Rei Kawakubo doesn’t design clothes, she never did. She’s always looked beyond what people might need or even desire from a fashion brand because fashion is about products, it is about trends. There is a huge distinction between clothes and fashion and Rei Kawakubo’s creations don’t fit in any of these two categories. Nowadays it is becoming uncomfortable and out-of-fashion to talk strictly about trends and Rei Kawakubo has been a pioneer, in this sense: a reflection on the body that goes beyond its limits, a new vision on contemporary aesthetics that has influenced two generations of designers.

Iconoclast and revolutionary, Rei Kawakubo designed Comme des Garçons in her own image, according to her personal and free way of thinking. From Tokyo to Paris, the designer has been part of the so called “post-atomic” fashion revolution, alongside Yohji Yamamoto and Issey Miyake. Deconstruction is the keyword of this movement, not only in terms of cuts and asymmetrical lines, but it was, and somehow it still is, a deconstruction of rules and regulations. Going against the system was the mission of Kawakubo and her Japanese colleagues.

Her collections challenge the body, the relationship between the environment and the garments and a reconsideration of how they are perceived. She is able to manipulate shapes and inspirations to build up new styles. Punk-inspired looks walked the Fall 2016 runway (photo on the right) with outsized and hyper-futuristic dresses. More haute-couture than pret-à-porter, her latest collection, Fall 2017 (photo on the left), was a theatrical and conceptual journey called “The future of silhouette”.

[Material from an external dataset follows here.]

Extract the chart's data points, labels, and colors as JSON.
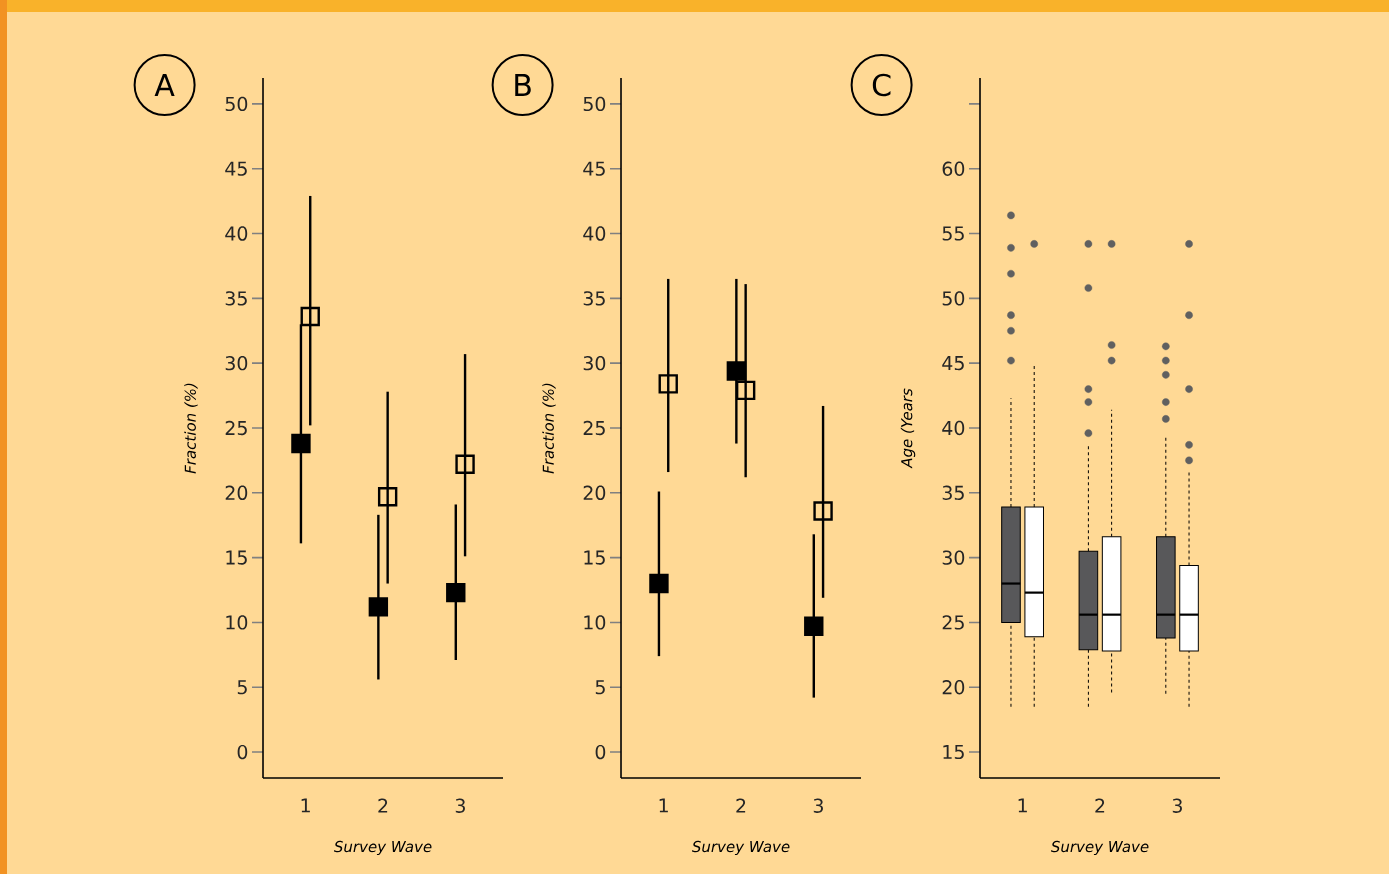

Rei Kawakubo believes in the power of dressing. A dress can say something unveiled we keep inside because of social constructions or it can add strenght and a combactive passion to the one who wears it. The Fall 2016 collection (photo on the right) for Comme des Carçons Homme Plus depicted “the army of peace”: modern armours for contemporary men, flowery details on deconstructed suits.

For the Spring 2017 (photo on the left) instead, the designer considered the state of fashion and she made it with the help of the Hans Christian Andersen’s “The Emperor’s New Clothes”, a literary topos she used to make an aesthetic statement and to remark the ideaological distance between clothing and fashion.